I wonder how many people will hear anything beyond this line in the reading from Ephesians on Sunday morning? There were certainly christians who refused marriage, and those who promoted it in the time during which this epistle was written. There is no question which side the author of the epistle came down on. There is also precedent for what he is doing. Hosea had modeled the relationship between God and God’s people on his own marriage to a prostitute — the people were unfaithful, God was faithful. Isaiah has some beautiful passages about God adorning Zion as a bride God will marry and never again put away.
At best, we are always stumbling for metaphors to describe the divine, and our relationship to it. In the epistle’s day, marriage was a social obligation (refused, especially by women, at great peril). But in the contract, the husband was obliged to nourish, clothe and shelter his wife. What is a little bit surprising is the tenderness with which the author describes our relationship with God. Just as a man nourishes his own flesh and “warms” it (that is what the verb means, not as the NRSV has “cares for it”). Metaphorically, it can mean cherish, soften, and even inflame, as with passion. It seems God may well become passionate for us.

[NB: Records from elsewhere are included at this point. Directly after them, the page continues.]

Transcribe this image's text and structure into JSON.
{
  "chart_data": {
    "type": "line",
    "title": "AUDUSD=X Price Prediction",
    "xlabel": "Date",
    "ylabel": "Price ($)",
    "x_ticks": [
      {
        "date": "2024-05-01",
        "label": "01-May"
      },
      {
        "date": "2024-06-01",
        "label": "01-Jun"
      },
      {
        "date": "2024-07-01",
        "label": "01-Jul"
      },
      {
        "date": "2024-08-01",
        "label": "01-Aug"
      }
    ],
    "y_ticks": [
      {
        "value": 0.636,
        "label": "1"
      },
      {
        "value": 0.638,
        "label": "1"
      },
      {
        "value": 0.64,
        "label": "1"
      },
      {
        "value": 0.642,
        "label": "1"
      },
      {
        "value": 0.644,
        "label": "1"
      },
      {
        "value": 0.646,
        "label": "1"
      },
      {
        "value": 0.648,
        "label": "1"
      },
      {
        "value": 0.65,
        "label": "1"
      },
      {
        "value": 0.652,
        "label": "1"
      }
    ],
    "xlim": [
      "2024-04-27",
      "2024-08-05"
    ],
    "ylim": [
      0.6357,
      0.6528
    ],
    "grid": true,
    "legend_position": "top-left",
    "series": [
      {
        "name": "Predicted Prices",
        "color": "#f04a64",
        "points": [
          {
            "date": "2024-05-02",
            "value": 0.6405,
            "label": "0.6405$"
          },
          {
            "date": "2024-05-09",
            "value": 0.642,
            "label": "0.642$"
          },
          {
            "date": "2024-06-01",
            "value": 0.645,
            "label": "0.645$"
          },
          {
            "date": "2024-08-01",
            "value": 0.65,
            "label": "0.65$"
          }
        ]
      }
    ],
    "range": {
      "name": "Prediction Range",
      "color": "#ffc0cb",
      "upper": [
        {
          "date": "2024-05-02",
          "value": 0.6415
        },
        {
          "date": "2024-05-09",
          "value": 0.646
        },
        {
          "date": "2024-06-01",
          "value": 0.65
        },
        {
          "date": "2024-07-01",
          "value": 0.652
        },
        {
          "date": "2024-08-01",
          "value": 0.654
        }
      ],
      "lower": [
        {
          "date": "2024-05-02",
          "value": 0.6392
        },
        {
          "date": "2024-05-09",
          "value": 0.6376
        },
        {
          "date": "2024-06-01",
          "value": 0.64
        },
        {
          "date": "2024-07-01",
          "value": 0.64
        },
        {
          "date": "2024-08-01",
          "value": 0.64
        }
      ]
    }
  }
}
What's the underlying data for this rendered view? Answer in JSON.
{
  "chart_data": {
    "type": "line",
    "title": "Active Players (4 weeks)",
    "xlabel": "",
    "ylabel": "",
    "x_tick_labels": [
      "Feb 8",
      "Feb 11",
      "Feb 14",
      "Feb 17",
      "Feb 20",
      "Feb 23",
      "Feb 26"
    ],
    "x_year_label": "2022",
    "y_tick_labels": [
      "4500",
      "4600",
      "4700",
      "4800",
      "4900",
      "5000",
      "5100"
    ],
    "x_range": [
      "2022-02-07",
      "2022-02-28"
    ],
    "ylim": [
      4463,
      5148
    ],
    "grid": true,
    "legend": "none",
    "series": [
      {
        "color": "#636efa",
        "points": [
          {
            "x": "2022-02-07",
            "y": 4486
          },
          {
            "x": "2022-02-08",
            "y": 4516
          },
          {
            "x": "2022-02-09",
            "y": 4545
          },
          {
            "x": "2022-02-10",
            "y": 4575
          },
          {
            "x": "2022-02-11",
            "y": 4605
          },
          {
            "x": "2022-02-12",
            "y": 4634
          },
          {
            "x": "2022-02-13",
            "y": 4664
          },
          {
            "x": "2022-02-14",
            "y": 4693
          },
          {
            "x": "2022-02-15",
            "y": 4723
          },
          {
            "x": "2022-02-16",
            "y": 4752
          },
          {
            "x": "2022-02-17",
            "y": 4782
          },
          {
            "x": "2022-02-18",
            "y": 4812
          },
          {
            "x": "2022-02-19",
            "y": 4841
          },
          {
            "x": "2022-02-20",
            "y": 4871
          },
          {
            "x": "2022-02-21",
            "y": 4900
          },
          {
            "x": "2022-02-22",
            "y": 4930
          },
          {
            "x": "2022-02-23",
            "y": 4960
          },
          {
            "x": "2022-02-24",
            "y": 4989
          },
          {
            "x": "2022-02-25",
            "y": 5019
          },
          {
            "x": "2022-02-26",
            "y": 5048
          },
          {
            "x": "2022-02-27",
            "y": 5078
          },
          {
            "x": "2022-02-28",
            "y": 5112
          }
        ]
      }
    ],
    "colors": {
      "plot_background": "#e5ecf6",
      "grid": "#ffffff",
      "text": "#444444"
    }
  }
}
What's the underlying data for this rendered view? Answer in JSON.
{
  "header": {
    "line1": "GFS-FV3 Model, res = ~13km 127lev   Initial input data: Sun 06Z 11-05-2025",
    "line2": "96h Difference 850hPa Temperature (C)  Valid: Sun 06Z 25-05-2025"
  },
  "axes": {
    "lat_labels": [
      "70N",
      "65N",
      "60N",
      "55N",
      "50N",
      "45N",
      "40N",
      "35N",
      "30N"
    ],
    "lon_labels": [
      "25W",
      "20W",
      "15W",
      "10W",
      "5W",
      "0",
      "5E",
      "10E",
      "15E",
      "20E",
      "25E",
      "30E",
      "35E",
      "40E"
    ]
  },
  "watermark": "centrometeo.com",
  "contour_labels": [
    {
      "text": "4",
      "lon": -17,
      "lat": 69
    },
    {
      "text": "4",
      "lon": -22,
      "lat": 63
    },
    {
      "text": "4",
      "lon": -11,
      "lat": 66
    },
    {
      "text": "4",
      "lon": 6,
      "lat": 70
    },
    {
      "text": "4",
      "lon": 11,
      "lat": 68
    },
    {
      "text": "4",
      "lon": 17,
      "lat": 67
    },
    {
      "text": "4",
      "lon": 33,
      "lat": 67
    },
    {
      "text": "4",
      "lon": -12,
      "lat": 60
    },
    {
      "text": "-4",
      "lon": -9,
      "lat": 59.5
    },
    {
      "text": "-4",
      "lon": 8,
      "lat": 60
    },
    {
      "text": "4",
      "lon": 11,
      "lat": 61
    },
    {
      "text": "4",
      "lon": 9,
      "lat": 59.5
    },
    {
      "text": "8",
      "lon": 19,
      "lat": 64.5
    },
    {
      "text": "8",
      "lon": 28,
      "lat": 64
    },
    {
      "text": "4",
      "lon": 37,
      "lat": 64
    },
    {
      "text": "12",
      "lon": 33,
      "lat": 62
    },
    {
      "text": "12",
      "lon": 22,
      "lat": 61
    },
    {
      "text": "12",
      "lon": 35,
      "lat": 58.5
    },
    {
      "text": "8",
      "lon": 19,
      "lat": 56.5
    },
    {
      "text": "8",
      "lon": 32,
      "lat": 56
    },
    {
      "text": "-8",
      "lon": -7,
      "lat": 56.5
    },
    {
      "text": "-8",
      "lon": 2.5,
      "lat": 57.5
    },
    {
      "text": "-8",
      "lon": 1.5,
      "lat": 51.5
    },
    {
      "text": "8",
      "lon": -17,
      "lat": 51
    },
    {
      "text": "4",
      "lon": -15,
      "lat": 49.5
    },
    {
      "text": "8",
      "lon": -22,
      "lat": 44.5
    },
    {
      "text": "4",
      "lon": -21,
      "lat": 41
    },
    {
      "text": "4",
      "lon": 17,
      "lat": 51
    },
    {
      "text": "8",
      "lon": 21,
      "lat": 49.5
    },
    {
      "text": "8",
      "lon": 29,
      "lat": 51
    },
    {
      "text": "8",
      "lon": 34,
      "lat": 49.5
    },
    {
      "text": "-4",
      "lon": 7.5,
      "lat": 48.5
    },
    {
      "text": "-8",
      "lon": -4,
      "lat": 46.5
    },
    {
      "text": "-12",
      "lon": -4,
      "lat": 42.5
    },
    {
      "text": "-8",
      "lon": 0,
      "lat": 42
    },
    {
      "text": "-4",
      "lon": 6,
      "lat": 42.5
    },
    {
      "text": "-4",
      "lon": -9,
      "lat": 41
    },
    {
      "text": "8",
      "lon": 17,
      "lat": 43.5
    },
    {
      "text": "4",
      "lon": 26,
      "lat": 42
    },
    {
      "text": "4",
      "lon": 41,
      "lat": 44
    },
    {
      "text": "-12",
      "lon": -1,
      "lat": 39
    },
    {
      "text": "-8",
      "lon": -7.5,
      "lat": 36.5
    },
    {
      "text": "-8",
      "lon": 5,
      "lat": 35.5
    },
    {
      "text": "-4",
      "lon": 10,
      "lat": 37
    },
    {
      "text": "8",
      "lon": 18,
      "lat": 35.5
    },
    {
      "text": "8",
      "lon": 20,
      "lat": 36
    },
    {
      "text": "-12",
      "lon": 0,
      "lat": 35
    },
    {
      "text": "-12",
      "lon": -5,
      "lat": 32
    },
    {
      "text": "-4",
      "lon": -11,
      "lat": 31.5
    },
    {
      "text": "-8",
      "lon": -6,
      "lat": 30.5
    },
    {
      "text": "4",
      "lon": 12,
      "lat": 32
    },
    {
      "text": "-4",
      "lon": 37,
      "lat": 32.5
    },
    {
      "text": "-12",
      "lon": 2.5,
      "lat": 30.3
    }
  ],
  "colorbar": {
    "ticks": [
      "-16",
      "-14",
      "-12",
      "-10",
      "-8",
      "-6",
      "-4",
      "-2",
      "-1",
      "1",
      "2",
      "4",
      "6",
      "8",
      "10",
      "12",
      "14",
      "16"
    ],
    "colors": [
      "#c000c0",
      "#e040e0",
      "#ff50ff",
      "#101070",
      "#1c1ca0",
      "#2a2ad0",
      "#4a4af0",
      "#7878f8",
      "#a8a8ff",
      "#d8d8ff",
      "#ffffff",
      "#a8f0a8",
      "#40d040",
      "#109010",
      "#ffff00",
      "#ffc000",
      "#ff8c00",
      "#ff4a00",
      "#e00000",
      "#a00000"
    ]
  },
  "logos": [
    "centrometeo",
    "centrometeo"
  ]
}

Ephesians sets out a hierarchical relationship between God and the community. John’s Gospel sets out a relationship of near-equality, with the divine and human natures interpenetrating to the point of confusion (the Father is in me, and I in you and the Father in you and the Spirit in everything and so on). Perhaps we need both aspects of that relationship with God. The author of the Letter to the Ephesians used a handy metaphor, without thereby fixing forever the nature of the marriage relationship. Our task is to find similar metaphors for God’s intimacy with us, care for us and relationship to us.